Hakelige / roboterartige Animationen reißen mich oft aus der Atmosphäre raus.


----------



## seasonn (22. September 2014)

Konsolen werden auch in 5 Jahren definitiv nicht in der Lage dazu sein, da diese dann ca die Leistung eines heutigen High-End PCs haben werden, so war es schon immer, denn Konsolen können nie mit der jeweils aktuellen High-End-Hardware ausgestattet werden, da diese dann zu teuer für die Konsolenkunden wären und im Preissegment eines Gaming-PCs wären, was widerum unsinnig wäre, da man sich dann ja gleich einen Gaming-PC zulegen könnte...


----------



## MisterBlonde (22. September 2014)

seasonn schrieb:


> Konsolen werden auch in 5 Jahren definitiv nicht in der Lage dazu sein, da diese dann ca die Leistung eines heutigen High-End PCs haben werden, so war es schon immer, [...]
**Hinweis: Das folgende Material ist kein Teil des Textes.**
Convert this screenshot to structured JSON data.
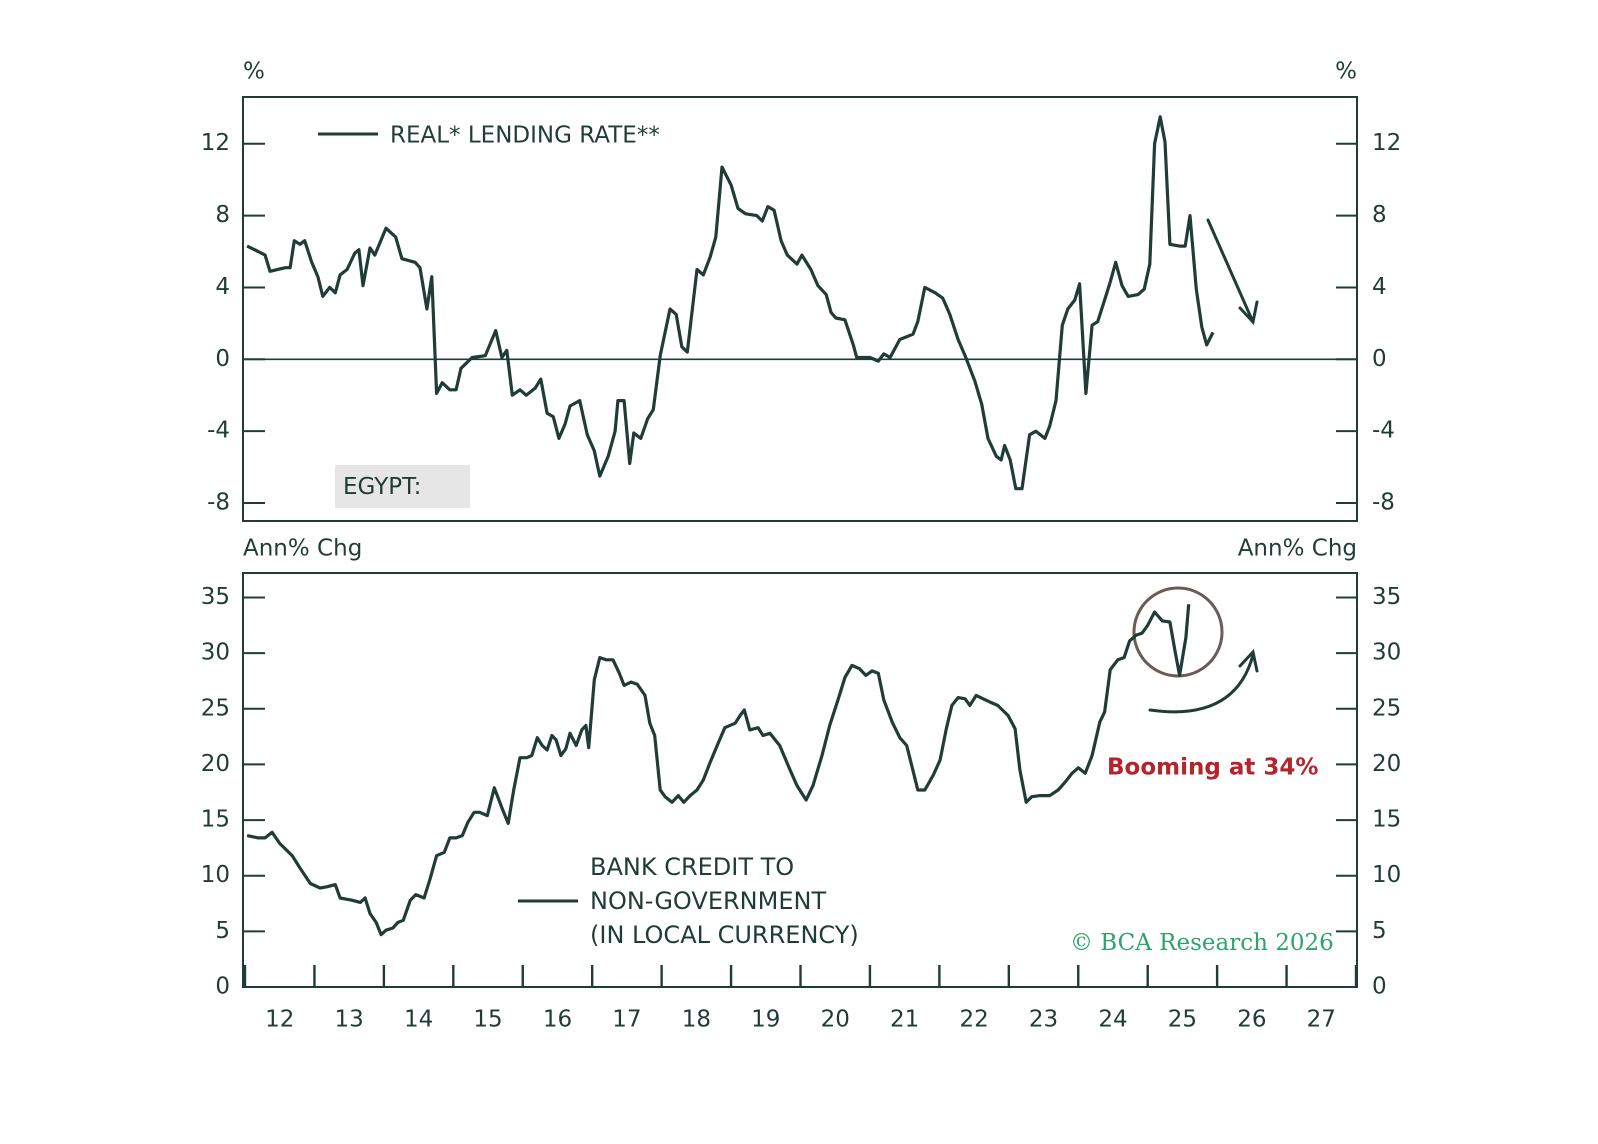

Sehe ich anders. In fünf Jahren, sofern da eine neue Konsolengeneration kommt, können auf dieser Spiele sicher fotorealistisch aussehen, was aber nicht bedeutet, dass es auf einem besseren Rechner nicht noch fotorealistischer wäre. Fotorealismus ist, wenn ich mir die Verwendung des Worts in den vergangenen Jahrzehnten anschaue, zwar anhand einiger Indikatoren beurteilbar, aber nicht komplett messbar, also subjektiver Natur. Bei "Max Payne" sprach man 2001 von einer fotorealistischen Grafik, weil sie es für das damalige Empfinden war, zumindest, wenn es um die Texturen und Effekte ging. Heute spiele ich eine Partie FIFA 15 und vergesse für kurze Momente immer wieder, ein Spiel zu spielen. Das gleiche hatte ich vor kurzem immer mal wieder bei "Watch Dogs", wenn das Spiel bei regennasser Fahrbahn und Abendsonne wirklich grafisch einiges aufgefahren hat. Durch DOF-Effekte wird seit geraumer Zeit sogar immer wieder ein Effekt der Fototechnik verwendet, der diesen Eindruck verstärkt.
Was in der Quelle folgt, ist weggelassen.